My new social status really didn't hit me until I saw President Obama being interviewed on the news. He was talking about America's "new poor" and when he mentioned the amount of income that's considered "poor," it was like rough hands reaching into my body and yanking the soul out of me. At that time, I was still lucky enough to be getting unemployment benefits. They've since expired. Like millions of others, I'm sure, I said "It's not supposed to be like this for me! I studied and worked my way out of South Central Los Angeles! I worked hard. I paid off my parents' bills. I did the kind of work on TV that black folks were denied when I was a kid in the 1960s." I bet a lot of us children of the Civil Rights Era who were motivated, almost programmed, to be over-achievers in school, are feeling the same way. We felt we were doing the right thing and now look. If I wrote a screenplay about the last time I went shopping for clothes, it would be called "Goodwill Hunting." I was at the Goodwill Store in the Japantown section of San Francisco. And let me tell you, I was not the only man with a university degree looking over the racks in the Used Shoes section. I'm now living with relatives way out in the 'burbs of Northern California. I miss New York like it's one of the greatest loves of my life. Well, it is. With two pieces of carry-on luggage and a free one-way plane ticket, I sadly left New York for San Francisco where a college buddy had a small spare room in his apartment. That was in March.

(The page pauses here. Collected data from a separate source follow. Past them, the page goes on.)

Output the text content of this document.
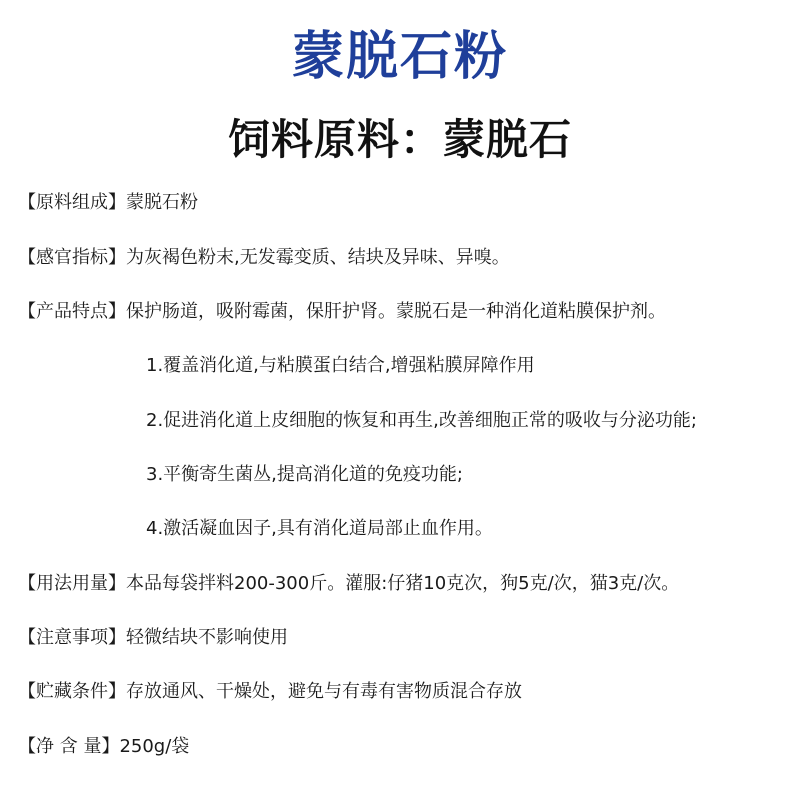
蒙脱石粉
饲料原料：蒙脱石
【原料组成】蒙脱石粉
【感官指标】为灰褐色粉末,无发霉变质、结块及异味、异嗅。
【产品特点】保护肠道，吸附霉菌，保肝护肾。蒙脱石是一种消化道粘膜保护剂。
1.覆盖消化道,与粘膜蛋白结合,增强粘膜屏障作用
2.促进消化道上皮细胞的恢复和再生,改善细胞正常的吸收与分泌功能;
3.平衡寄生菌丛,提高消化道的免疫功能;
4.激活凝血因子,具有消化道局部止血作用。
【用法用量】本品每袋拌料200-300斤。灌服:仔猪10克次，狗5克/次，猫3克/次。
【注意事项】轻微结块不影响使用
【贮藏条件】存放通风、干燥处，避免与有毒有害物质混合存放
【净 含 量】250g/袋
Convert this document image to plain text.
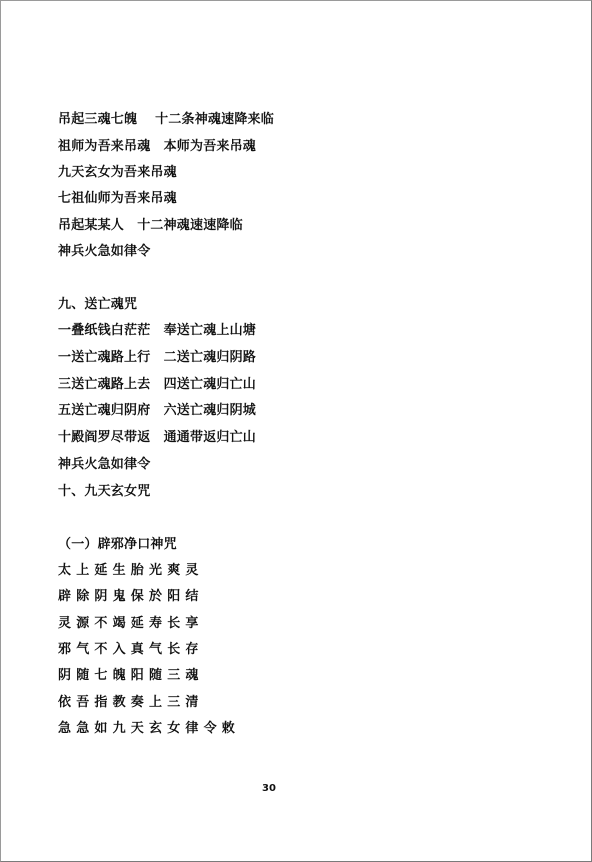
吊起三魂七魄　 十二条神魂速降来临
祖师为吾来吊魂　本师为吾来吊魂
九天玄女为吾来吊魂
七祖仙师为吾来吊魂
吊起某某人　十二神魂速速降临
神兵火急如律令
九、送亡魂咒
一叠纸钱白茫茫　奉送亡魂上山塘
一送亡魂路上行　二送亡魂归阴路
三送亡魂路上去　四送亡魂归亡山
五送亡魂归阴府　六送亡魂归阴城
十殿阎罗尽带返　通通带返归亡山
神兵火急如律令
十、九天玄女咒
（一）辟邪净口神咒
太上延生胎光爽灵
辟除阴鬼保於阳结
灵源不竭延寿长享
邪气不入真气长存
阴随七魄阳随三魂
依吾指教奏上三清
急急如九天玄女律令敕
30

What have I learned from all this? Deeper empathy, stronger faith, and the realization that I'm not the only one going through this. If you really talked to them, you'd probably be surprised at how many of your friends and neighbors who appear to be doing pretty well have had first-hand knowledge of unemployment, eviction, foreclosure or bankruptcy. That discovery, when talking to friends, moved me so much that I pitched this idea to local TV news producers when I was in San Francisco: From Food Network to food stamps. I reveal to folks that, yes, I was a national talk show host & talent also seen on VH1, CBS Late Night, HBO, LifetimeTV. I had Premiere Radio exposure working with Whoopi Goldberg on her national morning show. But I couldn't get new work after her radio show was cancelled. That was the beginning of hard times that dropped kicked me below the poverty line. I'd meet other folks in a similar situation, hear their stories and find ways to help. Ways to help them find work, find clothing & food, keep emotional health together in that financial crisis, etc. This weekly segment would also give ideas to friends & family on how to help. Here's an example -- back in New York, a buddy of mine gave me a Metro Card. $20 worth of subway rides. That was like gold to me. I had transportation for my job searches. A 50-something Latina I met in San Francisco told me that her best friend, a hair stylist at a local beauty shop, gave her free shampoos and haircuts so she wouldn't feel raggedy going into job interviews. Little things like that can have a big impact on somebody down and out.
No execs in San Francisco picked up my pitch. They all liked it but no one gave it a greenlight. San Francisco is a lovely town but, frankly, I would've had better luck there if I was a bottle of Merlot. It's not a TV town. It's wine country. I applied for all kinds of jobs for nine months in San Francisco with no luck. I still think my TV segment idea has merit. I'm so grateful that family in the Sacramento area came to my emotional rescue. Having endured such a rough year, it's a blessing to be with loved ones at Christmastime. So that's where I am now as I continue to keep the faith, find a new job and take the advice Fred Astaire sang in Swing Time: "Pick yourself up, dust yourself off, start all over again."
More later. I wish you a Merry Christmas and a Happy New Year.